Uta cercò di sfiorarmi, ma io ritrassi immediatamente la mano.

-Dimmi cosa mi avete fatto!-

-Non ti abbiamo trasformata in un ghoul. Abbiamo pensato di fare una prova. Ti abbiamo iniettato il mio sangue. Non è come un organo, poteva ammazzarti oppure salvarti, in ogni caso il suo effetto non sarebbe stato duraturo. Ti ha salvato la vita, accelerando la tua guarigione, ma non ti ha sicuramente trasformata. Ti sentirai strana per un po’ di tempo. Magari stai anche male, ma di certo ti salverai.-

 

Come dovevo sentirmi? Quell’uomo mi aveva salvata, eppure non riuscivo a non disprezzarlo. Appena vedevo quei suoi occhi scarlatti mi prendeva l’istinto di scappare, come una preda davanti al suo assassino.

Scappare.

Volevo solo andarmene.

 

Fu così che nonostante i dolori lancinanti raccattai i miei (pochi) averi e mi feci strada verso una fantomatica uscita. Non sapevo dove andare ma notai con sollievo che la porta era aperta. Non volevano davvero tenermi rinchiusa.

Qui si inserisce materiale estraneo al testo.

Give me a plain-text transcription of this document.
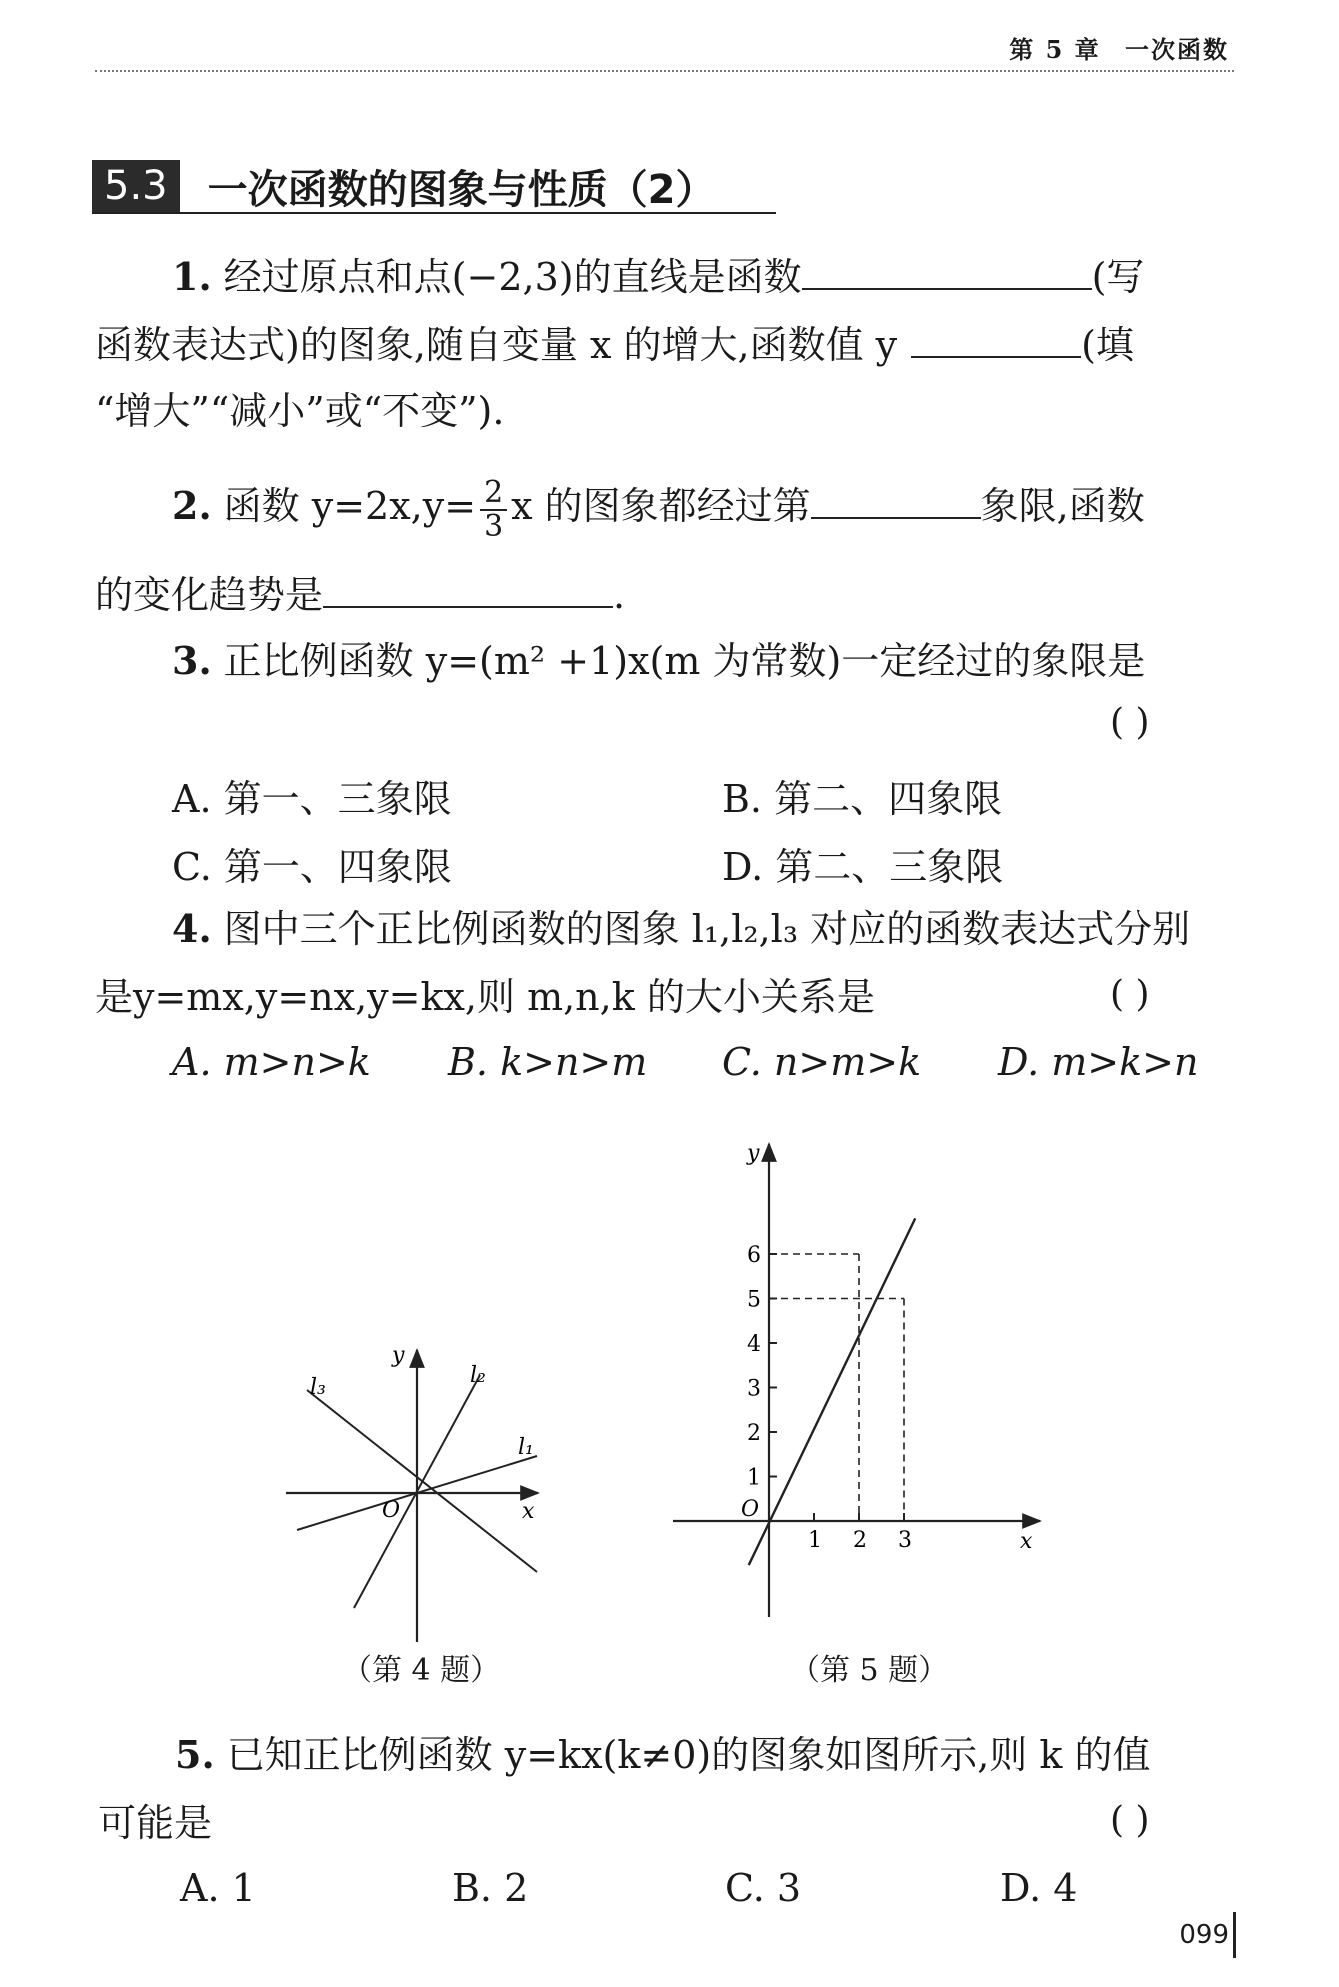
第 5 章 一次函数
5.3	一次函数的图象与性质（2）
1. 经过原点和点(−2,3)的直线是函数	(写
函数表达式)的图象,随自变量 x 的增大,函数值 y	(填
“增大”“减小”或“不变”).
2. 函数 $y=2x,y= \frac{2}{3}$ x 的图象都经过第	象限,函数
的变化趋势是	.
3. 正比例函数 y=(m² +1)x(m 为常数)一定经过的象限是
( )
A. 第一、三象限	B. 第二、四象限
C. 第一、四象限	D. 第二、三象限
4. 图中三个正比例函数的图象 l₁,l₂,l₃ 对应的函数表达式分别
是y=mx,y=nx,y=kx,则 m,n,k 的大小关系是	( )
A. m>n>k B. k>n>m C. n>m>k D. m>k>n
x
y
O
l₁
l₂
l₃
（第 4 题）
1 2 3
1
2
3
4
5
6
x
y
O
（第 5 题）
5. 已知正比例函数 y=kx(k≠0)的图象如图所示,则 k 的值
可能是	( )
A. 1	B. 2	C. 3	D. 4
099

Passo per passo, mi addentrai in un corridoio lunghissimo. Moquette per terra e tante porte di legno ai lati. Un tipico edificio occidentale. I miei piedi nudi affondavano leggermente nel pelo della moquette e man mano che andavo avanti sentivo sempre più l’odore di fresco. Per il resto era tutto in semi oscurità, odore di deodorante, quasi asettico. Niente di più.

Finalmente trovai una scala, legno scuro, ebano forse, nello stesso stile del letto che tanto bene avevo conosciuto. Non era molto grande ma c’era una cura per i dettagli quasi maniacale. Tutto il corrimano era intarsiato con piccoli fiori.

Salii e finalmente, dopo giorni, vidi quella che poteva sembrare vera luce. Mi feci più piccola nella mia vestaglia, trovata ai piedi del letto. Mi copriva appena. Ero scalza. Come avrei fatto a uscire?

-Allora infine ce l’hai fatta!- esclamò una voce vicina.

Uta si nascondeva dietro un angolo. Quella sala probabilmente era soltanto una stanza di passaggio. Non c’era niente, tranne una porta alle sue spalle.

-Potrei andare?- chiesi timidamente.

Non volevo offenderlo, avevo solo bisogno di scappare.

-Certo. Non posso procurarti delle scarpe, però. Ti chiamerò un taxi e ti lascerò qualcosa per coprirti. Penso che qualsiasi cosa andrà bene. Ora però devi rimanere qui, non posso farti uscire al momento.

 

Così aspettai. In piedi, dolorante, finché non entrò Uta con un immenso trench scarlatto, a dirmi che il mio taxi mi stava aspettando. Me lo regalò. Io tornai a casa, immensamente felice, spaventata, e un po’ rammaricata dall’aver sfruttato così tutta quella gentilezza.